A study of approaches to reducing cost of ownership data warehouse exabyte sizes
widely used to deal with the problem of storage capacities and data access, federating the
resource of distributed platform.
Currently most of the market store data, including metadata, is a technology network storage NAS, for which reliable operation requires specialized, expensive equipment. An example of such equipment are widespread servers NetApp FAS8000, FAS2500 and other NetApp. Of course the establishment of data warehouse of a large company in this type of equipment will require significant financial resources.
In the last two or three years, rapidly evolving market for distributed file system having the properties of scalability to exabyte size, fault tolerance, reliability, and allows the user to deploy clusters on the cheap servers, which significantly reduces the cost of implementing data warehouses.
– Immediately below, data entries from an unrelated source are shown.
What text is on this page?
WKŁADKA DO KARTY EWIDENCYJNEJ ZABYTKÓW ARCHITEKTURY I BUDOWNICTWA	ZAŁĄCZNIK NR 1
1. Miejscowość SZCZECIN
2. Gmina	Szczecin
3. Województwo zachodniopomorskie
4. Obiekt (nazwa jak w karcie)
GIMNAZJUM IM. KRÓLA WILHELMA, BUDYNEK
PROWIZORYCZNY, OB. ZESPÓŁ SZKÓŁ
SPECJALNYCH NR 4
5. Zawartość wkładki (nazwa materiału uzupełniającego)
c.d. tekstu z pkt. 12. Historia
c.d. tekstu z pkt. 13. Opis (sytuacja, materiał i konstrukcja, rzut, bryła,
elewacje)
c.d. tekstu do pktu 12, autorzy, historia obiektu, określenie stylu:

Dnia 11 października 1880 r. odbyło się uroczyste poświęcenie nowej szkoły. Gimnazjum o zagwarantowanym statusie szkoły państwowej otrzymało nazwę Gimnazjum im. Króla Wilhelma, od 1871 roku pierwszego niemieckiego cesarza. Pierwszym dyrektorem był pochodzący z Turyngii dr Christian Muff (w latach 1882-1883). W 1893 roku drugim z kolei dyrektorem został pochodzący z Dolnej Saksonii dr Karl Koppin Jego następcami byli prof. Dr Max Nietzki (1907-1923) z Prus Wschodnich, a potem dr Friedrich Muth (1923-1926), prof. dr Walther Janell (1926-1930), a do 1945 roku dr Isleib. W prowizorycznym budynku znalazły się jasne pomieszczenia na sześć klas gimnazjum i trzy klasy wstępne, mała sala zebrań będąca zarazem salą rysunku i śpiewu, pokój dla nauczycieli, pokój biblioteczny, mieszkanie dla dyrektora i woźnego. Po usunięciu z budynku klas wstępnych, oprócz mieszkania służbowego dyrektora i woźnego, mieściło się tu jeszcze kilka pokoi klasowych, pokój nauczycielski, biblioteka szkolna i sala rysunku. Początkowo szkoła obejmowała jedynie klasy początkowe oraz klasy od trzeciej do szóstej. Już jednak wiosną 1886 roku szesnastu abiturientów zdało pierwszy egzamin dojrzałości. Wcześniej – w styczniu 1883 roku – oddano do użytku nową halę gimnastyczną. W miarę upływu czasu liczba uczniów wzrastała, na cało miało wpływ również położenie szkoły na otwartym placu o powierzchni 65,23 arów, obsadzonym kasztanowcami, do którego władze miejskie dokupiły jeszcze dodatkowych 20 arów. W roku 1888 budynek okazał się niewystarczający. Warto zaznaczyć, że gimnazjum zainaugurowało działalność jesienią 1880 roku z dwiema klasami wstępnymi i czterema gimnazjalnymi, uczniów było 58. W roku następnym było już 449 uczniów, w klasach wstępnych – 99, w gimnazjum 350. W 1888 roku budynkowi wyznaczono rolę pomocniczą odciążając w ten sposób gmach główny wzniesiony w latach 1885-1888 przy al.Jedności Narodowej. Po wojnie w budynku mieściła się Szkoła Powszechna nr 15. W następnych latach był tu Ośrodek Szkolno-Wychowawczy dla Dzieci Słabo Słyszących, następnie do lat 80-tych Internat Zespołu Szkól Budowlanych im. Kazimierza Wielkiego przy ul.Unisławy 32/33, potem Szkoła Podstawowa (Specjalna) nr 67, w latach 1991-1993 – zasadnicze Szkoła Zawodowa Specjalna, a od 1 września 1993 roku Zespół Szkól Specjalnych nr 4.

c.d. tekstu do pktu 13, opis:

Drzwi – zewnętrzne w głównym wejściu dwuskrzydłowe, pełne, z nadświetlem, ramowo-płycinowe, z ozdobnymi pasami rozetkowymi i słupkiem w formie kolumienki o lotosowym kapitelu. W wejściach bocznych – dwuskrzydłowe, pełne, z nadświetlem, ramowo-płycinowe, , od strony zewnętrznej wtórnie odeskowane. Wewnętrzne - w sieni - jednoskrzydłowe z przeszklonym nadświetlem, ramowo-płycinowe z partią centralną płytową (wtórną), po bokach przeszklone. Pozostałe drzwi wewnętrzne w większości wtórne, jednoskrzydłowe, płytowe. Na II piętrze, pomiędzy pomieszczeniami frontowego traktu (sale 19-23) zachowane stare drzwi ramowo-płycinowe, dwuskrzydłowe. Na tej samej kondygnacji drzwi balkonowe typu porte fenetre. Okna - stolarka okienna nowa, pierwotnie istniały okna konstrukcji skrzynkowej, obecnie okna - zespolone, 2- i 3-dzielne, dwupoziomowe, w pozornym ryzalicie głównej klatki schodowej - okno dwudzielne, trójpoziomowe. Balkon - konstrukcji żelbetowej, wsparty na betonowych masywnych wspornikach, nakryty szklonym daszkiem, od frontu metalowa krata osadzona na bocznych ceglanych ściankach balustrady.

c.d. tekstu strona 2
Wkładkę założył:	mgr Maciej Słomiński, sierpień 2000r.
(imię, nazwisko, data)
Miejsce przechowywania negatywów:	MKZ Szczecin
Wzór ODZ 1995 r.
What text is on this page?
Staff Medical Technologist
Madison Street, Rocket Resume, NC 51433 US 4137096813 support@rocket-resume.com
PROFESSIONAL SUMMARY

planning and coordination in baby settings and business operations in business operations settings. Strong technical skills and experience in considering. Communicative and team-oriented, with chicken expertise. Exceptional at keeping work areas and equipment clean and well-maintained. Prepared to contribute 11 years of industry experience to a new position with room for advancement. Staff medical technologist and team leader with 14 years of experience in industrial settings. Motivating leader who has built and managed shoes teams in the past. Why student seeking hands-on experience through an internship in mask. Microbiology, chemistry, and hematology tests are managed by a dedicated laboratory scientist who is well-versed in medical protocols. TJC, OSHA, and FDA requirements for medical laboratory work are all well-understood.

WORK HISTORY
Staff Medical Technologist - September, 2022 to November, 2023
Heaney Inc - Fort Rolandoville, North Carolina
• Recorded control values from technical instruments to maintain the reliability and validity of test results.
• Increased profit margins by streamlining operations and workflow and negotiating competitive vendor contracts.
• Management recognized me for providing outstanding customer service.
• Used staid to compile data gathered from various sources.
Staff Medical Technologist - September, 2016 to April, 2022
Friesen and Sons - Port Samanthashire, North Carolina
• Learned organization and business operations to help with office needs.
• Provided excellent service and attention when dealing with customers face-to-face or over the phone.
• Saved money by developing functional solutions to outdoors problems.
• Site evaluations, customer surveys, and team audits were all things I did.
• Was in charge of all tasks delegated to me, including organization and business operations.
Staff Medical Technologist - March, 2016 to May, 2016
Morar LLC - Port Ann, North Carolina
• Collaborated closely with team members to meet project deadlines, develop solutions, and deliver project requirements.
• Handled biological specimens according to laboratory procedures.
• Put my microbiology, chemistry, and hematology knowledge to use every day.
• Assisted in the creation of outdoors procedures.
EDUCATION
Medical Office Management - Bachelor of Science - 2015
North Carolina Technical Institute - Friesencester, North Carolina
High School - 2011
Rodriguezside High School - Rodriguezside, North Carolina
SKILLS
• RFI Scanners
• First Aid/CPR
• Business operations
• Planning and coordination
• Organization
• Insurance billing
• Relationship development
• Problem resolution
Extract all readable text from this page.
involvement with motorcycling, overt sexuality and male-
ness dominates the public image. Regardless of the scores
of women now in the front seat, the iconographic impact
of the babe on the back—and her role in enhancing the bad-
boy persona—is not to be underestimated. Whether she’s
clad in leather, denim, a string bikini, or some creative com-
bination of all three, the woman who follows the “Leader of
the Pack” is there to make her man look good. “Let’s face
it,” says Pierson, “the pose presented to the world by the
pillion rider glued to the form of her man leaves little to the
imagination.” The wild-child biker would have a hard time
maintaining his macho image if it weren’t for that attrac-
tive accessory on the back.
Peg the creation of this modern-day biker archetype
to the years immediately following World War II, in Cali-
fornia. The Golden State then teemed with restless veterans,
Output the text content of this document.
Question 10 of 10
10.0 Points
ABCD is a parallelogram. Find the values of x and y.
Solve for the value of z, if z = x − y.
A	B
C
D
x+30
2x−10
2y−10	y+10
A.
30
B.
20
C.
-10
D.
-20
The report analyses the technical characteristics of the file systems (GlusterFS, Hadoop CephFS, MooseFS) at different loads and client-server configurations. For example, for the system Moose FS:
Possible protocols connection: FUSE
Test data transfer:
Configuration: 1 client / 1 server storage
File 1496 MB; time, 19 h; the speed of 78.6 MB/s
File 15394 MB; time 172 sec; speed 89.5 MB/s
Configuration 1 client / 2 server storage
File 1496 MB; time, 9 h; the speed of 166.6 MB/s
File 15394 MB; time 93 seconds; the speed of 165.5 Mbps
Configuration: 4 client (parallel recording) / 1 storage server
CLIENT1-File 1496 MB time 45 sec; the speed of 33.2 MB/s
Client2-File 1496 MB; time, 47 h; the speed of 31.8 MB/s
Client 3-File 1496 MB time 56 seconds; the speed of 26.7 MB/s
Client 4-File 1496 MB; time, 57 seconds; speed 26.2 MB/s
Configuration: 4 client (parallel entry) / 2 storage server
CLIENT1-File 1496 MB; time, 29 seconds; speed 51.6 MB/s
Client2-File 1496 MB time 34 sec; the speed of 44.0 MB/s
Client 3-File 1496 MB; time, 35 sec; speed 42.7 MB/s
Client 4-File 1496 MB; time, 33 h; the speed of 45.3 MB/s.
The results of the analysis demonstrate the possibility to scale the file system, issuing bandwidth, limited only by the speed of data transmission in the network. That in turn allows to refuse the use of expensive server hardware in favor of the distributed file systems.